MotoGP | Quartararo: “La pressione delle gomme era alle stelle!”
Fabio Quartararo chiude il Gran Premio del Qatar in nona posizione, dopo aver lottato contro la sua M1, condizionata da un problema di pressione della gomma anteriore. Il campione del mondo in carica fa difficoltà a difendere il titolo, con la Yamaha che nella classifica è l’ultimo costruttore al traguardo.
Non inizia di certo nel migliore dei modi la difesa al titolo di Fabio Quartararo, costretto a stringere i denti in Qatar per poter portare al traguardo la sua Yamaha. Partito dall’undicesima casella, il campione del mondo in carica è stato autore di una buona partenza, poi vanificata sin da subito per un problema di pressione della gomma anteriore che lo ha costretto a lottare più con la sua M1 che con i propri rivali.
Se lo scorso anno a Lusail ha festeggiato la sua prima vittoria da pilota ufficiale, la situazione nel 2022 si è ribaltata e Yamaha è stato l’ultimo costruttore dei sei in pista. Il pilota di Nizza è il primo dei rappresentanti di Iwata al traguardo, tuttavia la nona posizione della gara è tutt’altro che soddisfacente. La rabbia dei test di Sepang e Mandalika però lascia spazio alla delusione e a un pizzico di sconforto, visto il duro lavoro che al momento non sembra portare frutto.
Per il campione in carica, è inspiegabile il problema di pressione della gomma, che non attribuisce alla scia, dato che lo scorso anno si è trovato in condizioni simili ma questo fenomeno non si è presentato: “Ho fatto una grande partenza, ma dal secondo giro abbiamo avuto un problema di pressione delle gomme. Era altissima ed è stato strano dal secondo giro. In realtà non ho idea, ho spinto al massimo, ma l’anteriore è crollata”.

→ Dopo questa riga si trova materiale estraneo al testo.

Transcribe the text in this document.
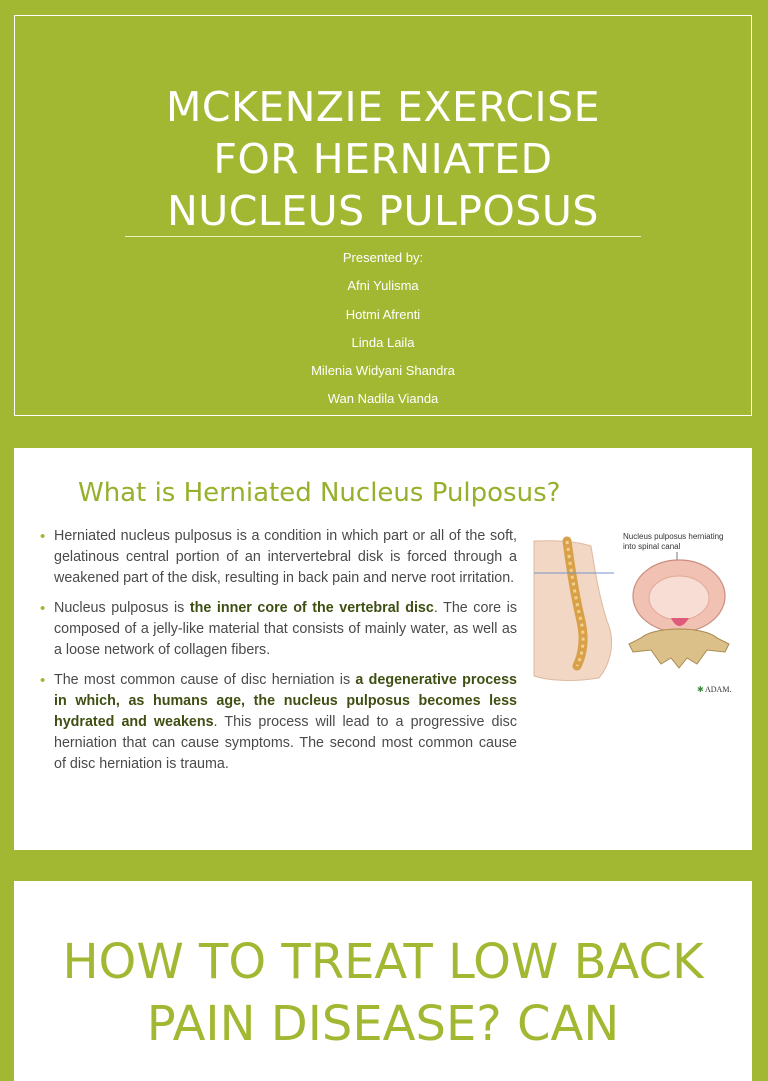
MCKENZIE EXERCISE FOR HERNIATED NUCLEUS PULPOSUS
Presented by:
Afni Yulisma
Hotmi Afrenti
Linda Laila
Milenia Widyani Shandra
Wan Nadila Vianda
What is Herniated Nucleus Pulposus?
• Herniated nucleus pulposus is a condition in which part or all of the soft, gelatinous central portion of an intervertebral disk is forced through a weakened part of the disk, resulting in back pain and nerve root irritation.
• Nucleus pulposus is the inner core of the vertebral disc. The core is composed of a jelly-like material that consists of mainly water, as well as a loose network of collagen fibers.
• The most common cause of disc herniation is a degenerative process in which, as humans age, the nucleus pulposus becomes less hydrated and weakens. This process will lead to a progressive disc herniation that can cause symptoms. The second most common cause of disc herniation is trauma.
Nucleus pulposus herniating
into spinal canal
ADAM.
✱
HOW TO TREAT LOW BACK PAIN DISEASE? CAN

“Normalmente abbiamo un numero che indica la pressione. Quando siamo in scia questo numero si alza. Ma già dal secondo giro era più alto di quanto ci aspettassimo, ma non capiamo perché. La mia gomma anteriore era un disastro, ma non solo la gomma in sé, anche la pressione. È esattamente la stessa cosa che mi è successa ad Aragon nel 2020”, afferma Quartararo, ricordando di aver avuto lo stesso problema già due anni fa, quando guidava la M1 dell’allora team Petronas.
La situazione in casa ufficiale però è tutt’altro che rosea, ma Quartararo non si abbatte e punta a proseguire il lavoro per poter sperare in una stagione meno difficoltosa di quanto sia stato il GP del Qatar: “Sapendo che l’anno scorso abbiamo vinto entrambe le gare e quest’anno abbiamo chiuso ultimi tra i costruttori, ovviamente sono preoccupato. In qualifica abbiamo fatto la quarta fila dopo essere passati per il Q1, direi che non sono fiducioso al massimo. Ma io dico sempre che il mio compito è quello di dare il 100% in ogni condizione, sia se lotto per la vittoria sia per qualsiasi altra posizione. Darò sempre del mio meglio”.
“Non è stato facile gestire la gara in queste condizioni. Certo, mi aspettavo un po’ più di ritmo, ma non avremmo potuto fare di più. Questo è il problema. La mia priorità è vincere, niente di più. Quindi voglio assicurarmi di avere la miglior moto e per me questa è la cosa più importante. Restiamo positivi e concentrati, non c’è motivo di scoraggiarsi e ci proiettiamo verso la prossima gara. Non credo che sia una stagione imprevedibile, penso che sia invece molto prevedibile. Gli altri hanno fatto un lavoro incredibile durante il weekend e questo risultato è il frutto del duro lavoro”.